- Born: October 12, 1977 (age 48)
- Education: University of Colorado Boulder
- Occupations: Television personality, Sports anchor
- Years active: 2000s–present
- Known for: Co-host of Windy City Live (now Windy City Weekend) Lead Sports Anchor at ABC7 Chicago

= Ryan Chiaverini =

Television personality

Ryan Chiaverini (born October 12, 1977) is an American television personality, and Midwest Emmy Award winning co-host of Windy City Live (now Windy City Weekend) on ABC Chicago (WLS-TV). He is also the Lead Sports Anchor at ABC7 Chicago replacing Jim Rose who retired in September 2023.

==Early life and education ==
Chiaverini is from Corona, California. His father, Eddie Chiaverini, is a professional guitarist and singer who was a member of the surf band The Lively Ones. Their most popular song, “Surf Rider” is featured in the 1994 film “Pulp Fiction” earning the band a platinum album. Ryan has four half-brothers and is the twin brother of former NFL receiver Darrin Chiaverini (Ryan is 8 minutes older). They both attended the University of Colorado Boulder. Ryan was a “walk on” for the football team eventually earning a full athletic scholarship. Ryan earned a degree in broadcast journalism and has had a successful career in sports journalism and television hosting. Darrin was drafted by the Cleveland Browns (5th round) in 1999. He holds the Browns franchise record for catches in a single game by a rookie (11). He went onto play 4 seasons in the NFL (Browns/Cowboys/Falcons) and played professionally in the AFL for several years before becoming a college football coach.

== Career ==
Chiaverini began his career as a weekend sports anchor at KFBB in Great Falls, Montana, then at KTVQ in Billings. In 2002, he became a sports reporter at KUSA in Denver, Colorado. He spent four seasons covering the Denver Broncos and served as a fill-in host for the Mike Shanahan Show and John Elway's Crush Zone. In 2006, he moved to WLS-TV, where he was promoted to sports anchor for the weekend news broadcasts and hosted the station's pre-game coverage of the Chicago Bears, the Chicago Huddle.
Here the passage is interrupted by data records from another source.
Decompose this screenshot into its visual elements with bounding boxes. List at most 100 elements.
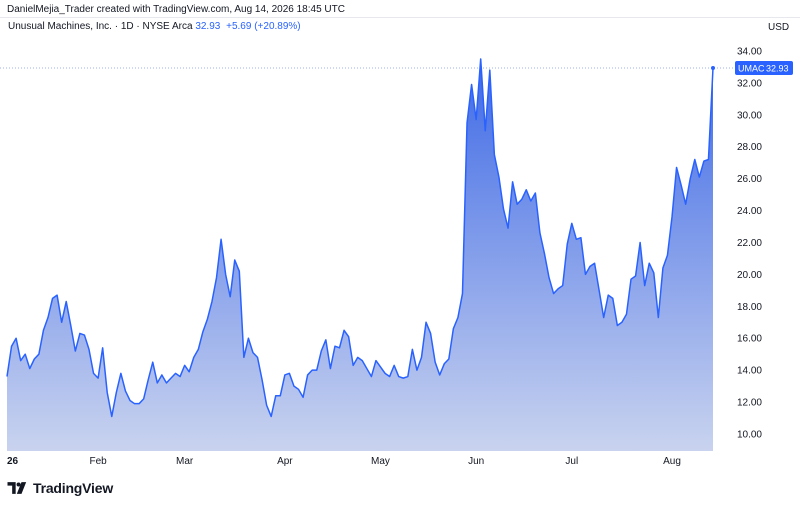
price-point <box>348 336 350 338</box>
price-point <box>311 369 313 371</box>
price-point <box>680 184 682 186</box>
price-point <box>498 176 500 178</box>
x-tick-label: Feb <box>89 456 107 467</box>
y-tick-label: 12.00 <box>737 398 762 409</box>
price-point <box>375 360 377 362</box>
price-point <box>188 371 190 373</box>
price-point <box>339 347 341 349</box>
price-point <box>56 294 58 296</box>
price-point <box>279 395 281 397</box>
price-point <box>452 328 454 330</box>
y-tick-label: 16.00 <box>737 334 762 345</box>
price-point <box>138 403 140 405</box>
price-point <box>648 262 650 264</box>
price-point <box>320 350 322 352</box>
price-point <box>302 396 304 398</box>
price-point <box>357 356 359 358</box>
price-point <box>211 301 213 303</box>
price-point <box>225 273 227 275</box>
price-point <box>252 352 254 354</box>
price-point <box>6 376 8 378</box>
chart-credit: DanielMejia_Trader created with TradingV… <box>7 4 345 15</box>
y-tick-label: 34.00 <box>737 46 762 57</box>
price-point <box>293 385 295 387</box>
price-point <box>457 316 459 318</box>
price-point <box>475 119 477 121</box>
time-axis[interactable]: 26 Feb Mar Apr May Jun Jul Aug <box>7 456 681 467</box>
price-point <box>270 415 272 417</box>
price-point <box>439 374 441 376</box>
price-point <box>553 293 555 295</box>
price-point <box>24 353 26 355</box>
price-point <box>530 200 532 202</box>
x-tick-label: 26 <box>7 456 19 467</box>
price-point <box>20 360 22 362</box>
price-point <box>134 403 136 405</box>
price-point <box>325 339 327 341</box>
price-label-ticker: UMAC <box>738 64 765 74</box>
symbol-legend[interactable]: Unusual Machines, Inc. · 1D · NYSE Arca … <box>8 21 301 32</box>
price-point <box>298 388 300 390</box>
y-tick-label: 30.00 <box>737 110 762 121</box>
tradingview-branding[interactable]: TradingView <box>7 478 113 498</box>
price-point <box>676 166 678 168</box>
price-point <box>521 198 523 200</box>
price-point <box>580 237 582 239</box>
price-point <box>202 331 204 333</box>
price-point <box>689 178 691 180</box>
price-point <box>635 275 637 277</box>
price-point <box>612 297 614 299</box>
price-point <box>316 369 318 371</box>
price-point <box>502 208 504 210</box>
price-point <box>507 227 509 229</box>
price-point <box>361 360 363 362</box>
price-point <box>184 364 186 366</box>
price-point <box>352 364 354 366</box>
price-point <box>307 374 309 376</box>
price-point <box>571 222 573 224</box>
price-point <box>234 259 236 261</box>
price-point <box>175 372 177 374</box>
price-point <box>694 158 696 160</box>
y-tick-label: 14.00 <box>737 366 762 377</box>
price-point <box>165 382 167 384</box>
price-point <box>111 415 113 417</box>
price-point <box>644 285 646 287</box>
price-point <box>493 154 495 156</box>
symbol-description: Unusual Machines, Inc. · 1D · NYSE Arca <box>8 21 193 32</box>
price-point <box>525 189 527 191</box>
last-price: 32.93 <box>195 21 221 32</box>
area-fill <box>7 58 713 451</box>
price-point <box>93 372 95 374</box>
y-tick-label: 28.00 <box>737 142 762 153</box>
y-tick-label: 26.00 <box>737 174 762 185</box>
price-point <box>238 270 240 272</box>
price-point <box>334 345 336 347</box>
price-point <box>420 356 422 358</box>
price-label-background <box>735 61 793 76</box>
price-point <box>443 363 445 365</box>
y-tick-label: 24.00 <box>737 206 762 217</box>
price-point <box>61 321 63 323</box>
price-point <box>534 192 536 194</box>
price-point <box>562 285 564 287</box>
price-point <box>284 374 286 376</box>
y-tick-label: 22.00 <box>737 238 762 249</box>
price-point <box>489 69 491 71</box>
price-axis[interactable]: 10.00 12.00 14.00 16.00 18.00 20.00 22.00 24.00… <box>737 46 762 440</box>
price-point <box>366 368 368 370</box>
price-point <box>220 238 222 240</box>
x-tick-label: Aug <box>663 456 681 467</box>
price-point <box>38 353 40 355</box>
y-tick-label: 20.00 <box>737 270 762 281</box>
price-point <box>15 337 17 339</box>
price-point <box>434 361 436 363</box>
price-point <box>703 160 705 162</box>
price-point <box>398 376 400 378</box>
tradingview-wordmark: TradingView <box>33 480 114 496</box>
price-point <box>594 262 596 264</box>
price-point <box>88 348 90 350</box>
price-point <box>698 176 700 178</box>
price-point <box>425 321 427 323</box>
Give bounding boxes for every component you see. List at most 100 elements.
In 2011, WLS-TV launched a 9:00 am weekday talk show with the working title ”Morning Rush” to replace the iconic and coveted Oprah Winfrey Show. After several rounds and months of auditions, Chiaverini was named co-host alongside Val Warner; more than 500 people had applied. Ryan is credited with naming the show Windy City Live.
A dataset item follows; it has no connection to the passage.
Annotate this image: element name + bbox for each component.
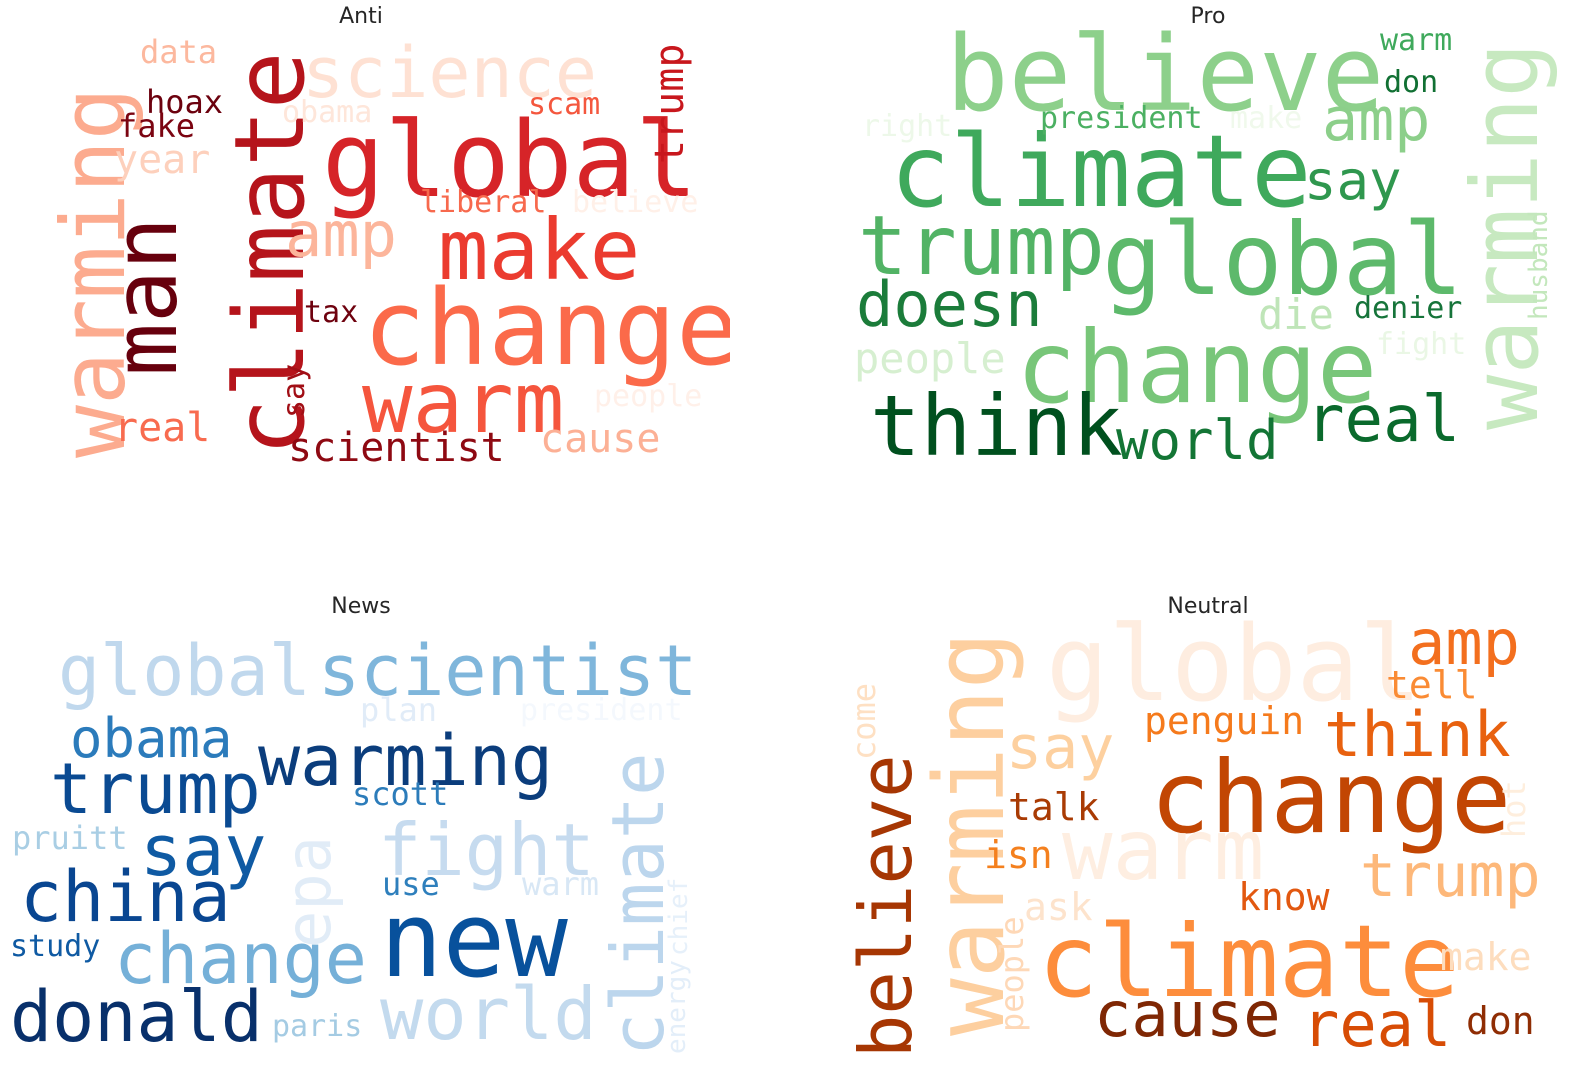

In September 2021, after a successful 10 year daily run Windy City Live became a weekly program, Windy City Weekend; starting in 2022, Chiaverini also became a fill-in weekday sports anchor on ABC 7.

In November 2023, Chiaverini was promoted to ABC 7 Lead Sports Anchor. He currently anchors sports on ABC 7's top rated newscasts weekdays at 5pm, 6pm and 10 p.m.

== Acting ==
In 2021, Chiaverini played a lawyer in the Lifetime TV movie Switched Before Birth. He has also had small roles on Showtime’s Shameless & ABC’s General Hospital along with other TV series and independent films.

== Awards ==
In 2013, Chiaverini shared the Chicago/Midwest regional Emmy Award for Program Host/Moderator; he won the award outright in 2017. Also in 2013, he shared in the regional Emmy for Interview/Discussion Programming awarded to Windy City Live for a special on violence, and in 2020-2023 he was one of the recipients of the Chicago/Midwest regional Emmy for Special Event Coverage, for ABC7’s popular New Years Eve show Countdown Chicago.

== Personal life ==
In 2011, New City named Chiaverini "best-looking male local TV personality", and in 2012, Modern Luxury magazine named him among Chicago's most eligible bachelors.

Chiaverini is a hobby singer/guitarist. Having lost his younger brother to suicide, in 2014 he wrote and recorded a song called "Chicago" to benefit the American Foundation for Suicide Prevention. In 2019, after his mother's death from cancer, he released "This Is Country" with a link for donations to cancer research. He has also performed at a media charity event known as "Newsapalooza", in 2008 with Richard Marx

He has continued to work for suicide awareness and cancer research, speaking at the annual Out of the Darkness Walk and emceeing cancer fundraising events.